In vivo efficacy of subcutaneously administered favipiravir against NiV infection in Syrian hamsters. Hamsters were infected with 10⁴ PFU NiV Malaysia strain via the intraperitoneal route. Treatment with favipiravir was initiated immediately after infection. Favipiravir (n = 5) or vehicle (n = 4) was administered once daily via the subcutaneous route for 14 days. A 600 mg/kg loading dose was given on day 0, followed by 300 mg/kg/day on days 1–13 post-infection. (a) Survival graph of animals receiving favipiravir (black squares) or vehicle (black circles).
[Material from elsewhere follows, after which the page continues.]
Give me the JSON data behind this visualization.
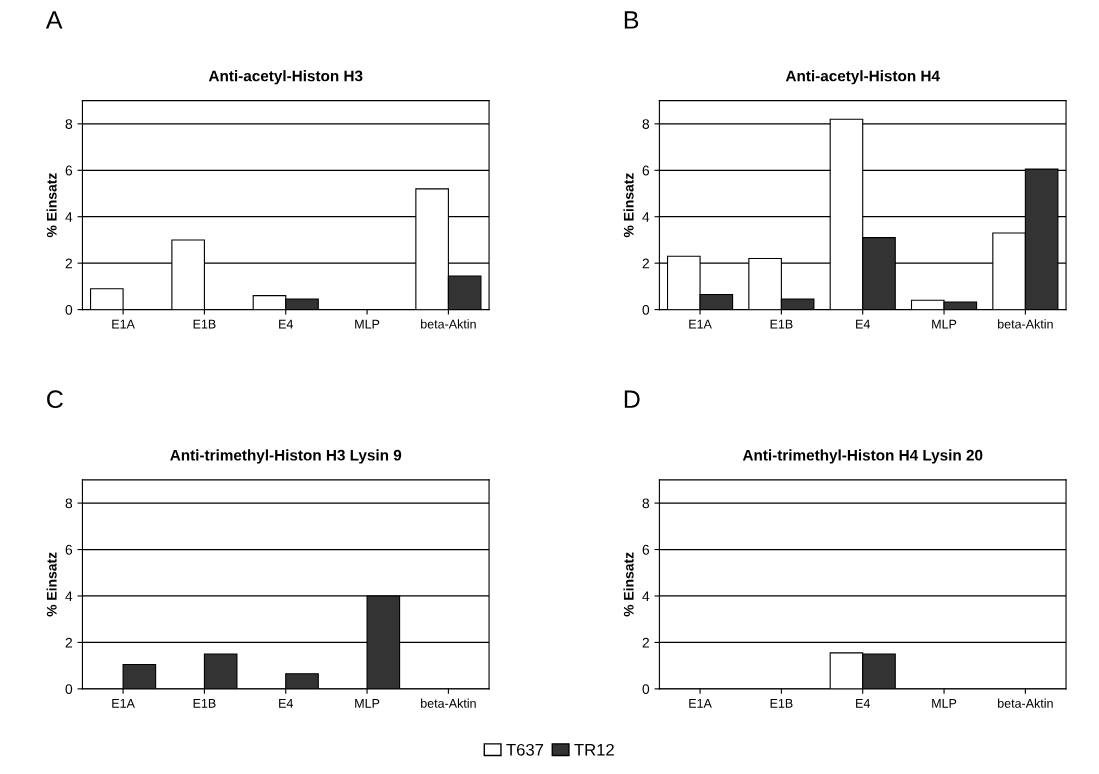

Graphs (b) to (d) show results from qRT-PCR analysis of tissue samples. NiV-M phosphoprotein gene copy numbers were determined in (b) brains, (c) spleens, and (d) lungs from euthanized control hamsters (vehicle) and survivors after favipiravir treatment. Copy numbers were quantified via comparison to a standard curve of purified NiV-M genome and normalized relative to uninfected tissues due to background detected in uninfected tissue. **P < 0.01.

Figure 5

Histopathology and immunohistochemistry. (a) Formalin fixed tissues were embedded in paraffin and H&E stained. Images represent brains, lungs, and spleens of vehicle control animals, favipiravir p.o. and favipiravir s.c. (b) Formalin fixed tissues were embedded in paraffin and stained with anti-NiV nucleoprotein antibodies. Images represent brains, lungs, and spleens of vehicle control animals, favipiravir p.o. and favipiravir s.c. V, blood vessels; Br, bronchioles; Fo, follicles; Arrows, NiV nucleoprotein antigens.